Amnesty International also declared earlier this year that “[u]nder President Duterte’s rule, the national police are breaking laws they are supposed to uphold while profiting from the murder of impoverished people the government was supposed to uplift. The same streets Duterte vowed to rid of crime are now filled with bodies of people illegally killed by his own police.”

Manila resident Miguel Syjuco, an author, and professor, wrote last August:

More alarmingly, in what seems an effort to systematically undermine the traditional democratic checks and balances to his authority, Duterte has threatened to shut down the legislature if it hinders his plans, invoked the specter of martial law when criticized by the Chief Justice of the Supreme Court, and insulted concerned foreign ambassadors. […] And he has warned that members of the media are not protected from assassination: “The Constitution can no longer help you,” Duterte told reporters, “if you disrespect a person.”

Duterte has in fact admitted to personally killing criminal suspects as mayor of Davao.

But such wrongdoing appears not to faze the Trump administration, which is defending its decision to host Duterte at the White House. When pressed on the subject on Sunday, Trump’s chief of staff Reince Priebus said the invitation was a sign that “the issues facing us, developing out of North Korea, are so serious that we need a cooperation at some level from as many partners in the area as possible.”
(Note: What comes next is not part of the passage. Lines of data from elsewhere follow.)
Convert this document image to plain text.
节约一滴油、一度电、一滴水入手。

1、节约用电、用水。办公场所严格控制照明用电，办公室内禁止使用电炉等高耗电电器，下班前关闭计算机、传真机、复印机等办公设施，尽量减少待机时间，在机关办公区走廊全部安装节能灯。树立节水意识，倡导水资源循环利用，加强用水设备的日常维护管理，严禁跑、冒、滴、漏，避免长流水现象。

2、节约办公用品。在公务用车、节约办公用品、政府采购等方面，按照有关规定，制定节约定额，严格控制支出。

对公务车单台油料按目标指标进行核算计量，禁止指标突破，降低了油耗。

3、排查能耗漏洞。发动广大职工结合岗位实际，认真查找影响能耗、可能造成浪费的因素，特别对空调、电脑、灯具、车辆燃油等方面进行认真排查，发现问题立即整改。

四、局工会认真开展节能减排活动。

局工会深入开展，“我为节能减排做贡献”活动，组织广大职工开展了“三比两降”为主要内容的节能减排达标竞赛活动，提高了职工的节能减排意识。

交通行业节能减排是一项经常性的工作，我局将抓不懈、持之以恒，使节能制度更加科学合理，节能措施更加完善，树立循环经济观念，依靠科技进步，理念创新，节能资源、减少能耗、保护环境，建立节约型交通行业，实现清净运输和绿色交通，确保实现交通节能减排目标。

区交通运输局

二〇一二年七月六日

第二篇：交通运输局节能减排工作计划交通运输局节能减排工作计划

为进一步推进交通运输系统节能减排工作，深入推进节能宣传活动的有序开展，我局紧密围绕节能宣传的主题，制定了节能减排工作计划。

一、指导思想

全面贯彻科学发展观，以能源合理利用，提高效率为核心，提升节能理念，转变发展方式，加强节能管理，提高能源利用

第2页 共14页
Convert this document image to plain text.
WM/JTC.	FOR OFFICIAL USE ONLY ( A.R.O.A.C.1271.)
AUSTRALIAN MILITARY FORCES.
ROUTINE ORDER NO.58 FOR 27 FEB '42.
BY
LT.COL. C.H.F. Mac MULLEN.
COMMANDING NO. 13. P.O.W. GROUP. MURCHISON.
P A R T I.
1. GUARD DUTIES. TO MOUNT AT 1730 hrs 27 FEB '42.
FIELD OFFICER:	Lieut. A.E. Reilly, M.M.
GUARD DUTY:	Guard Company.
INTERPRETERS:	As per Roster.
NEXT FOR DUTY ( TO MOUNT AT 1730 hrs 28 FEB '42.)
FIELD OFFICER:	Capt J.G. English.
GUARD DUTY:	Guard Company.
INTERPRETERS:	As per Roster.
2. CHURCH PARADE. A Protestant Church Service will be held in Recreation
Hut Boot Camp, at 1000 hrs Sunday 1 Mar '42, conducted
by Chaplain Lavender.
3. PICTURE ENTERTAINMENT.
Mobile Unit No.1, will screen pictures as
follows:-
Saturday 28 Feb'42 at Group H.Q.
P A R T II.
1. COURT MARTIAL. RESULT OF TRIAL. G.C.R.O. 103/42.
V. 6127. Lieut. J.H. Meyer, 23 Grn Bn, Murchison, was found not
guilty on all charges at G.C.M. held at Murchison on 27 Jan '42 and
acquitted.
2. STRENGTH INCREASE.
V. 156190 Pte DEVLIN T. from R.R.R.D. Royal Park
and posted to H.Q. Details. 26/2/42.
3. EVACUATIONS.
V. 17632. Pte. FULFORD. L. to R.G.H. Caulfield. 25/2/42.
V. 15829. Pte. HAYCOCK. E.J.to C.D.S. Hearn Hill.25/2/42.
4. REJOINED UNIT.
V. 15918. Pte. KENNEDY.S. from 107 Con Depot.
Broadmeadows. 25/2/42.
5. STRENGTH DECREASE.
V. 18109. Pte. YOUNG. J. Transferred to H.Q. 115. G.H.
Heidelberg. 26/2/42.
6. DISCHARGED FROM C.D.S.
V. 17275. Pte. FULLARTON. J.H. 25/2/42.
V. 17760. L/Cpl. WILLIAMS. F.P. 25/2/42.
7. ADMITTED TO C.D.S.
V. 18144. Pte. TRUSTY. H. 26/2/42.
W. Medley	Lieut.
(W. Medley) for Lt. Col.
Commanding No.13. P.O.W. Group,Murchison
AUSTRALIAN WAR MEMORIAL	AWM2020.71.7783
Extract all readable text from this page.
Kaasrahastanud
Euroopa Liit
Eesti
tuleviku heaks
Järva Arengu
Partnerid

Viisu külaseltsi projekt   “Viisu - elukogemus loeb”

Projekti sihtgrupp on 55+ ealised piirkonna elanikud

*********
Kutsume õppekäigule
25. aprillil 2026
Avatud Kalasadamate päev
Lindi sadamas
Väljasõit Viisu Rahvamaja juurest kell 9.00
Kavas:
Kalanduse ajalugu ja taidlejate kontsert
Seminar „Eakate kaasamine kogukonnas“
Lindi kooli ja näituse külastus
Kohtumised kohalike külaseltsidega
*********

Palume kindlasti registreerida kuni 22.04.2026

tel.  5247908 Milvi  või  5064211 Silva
The Huffington Post reported:

Priebus is “not so sure” the invitation “is a matter of honoring” Duterte, he said. But foreign leaders covet presidential invitations to D.C.; receiving them has long been regarded as a sign that a leader is in Washington’s good graces. And there’s little indication that the conversation in which Trump invited Duterte to Washington was anything but friendly. Trump had a “very friendly conversation with Mr. Duterte,” according to a statement issued by the White House Saturday evening. The two presidents “discussed the fact that the Philippines is fighting very hard to rid its country of drugs,” the statement said.

Watch the interaction with Priebus below:

Phelim Kine, deputy Asia director at Human Rights Watch, pushed back against the White House’s position. “The facts of Philippines President Rodrigo Duterte’s abusive war on drugs are not that he’s ‘fighting hard to rid [his] country of drugs,’ but that he’s pursuing a murderous war against the poor that has resulted in the brutally violent deaths of thousands of Filipinos,” Kine said Sunday.

“Countries with close bilateral ties to the Philippines, particularly the United States, have an obligation to urge accountability for the victims,” he continued, “rather than roll out the red carpet for official state visits by its mastermind.”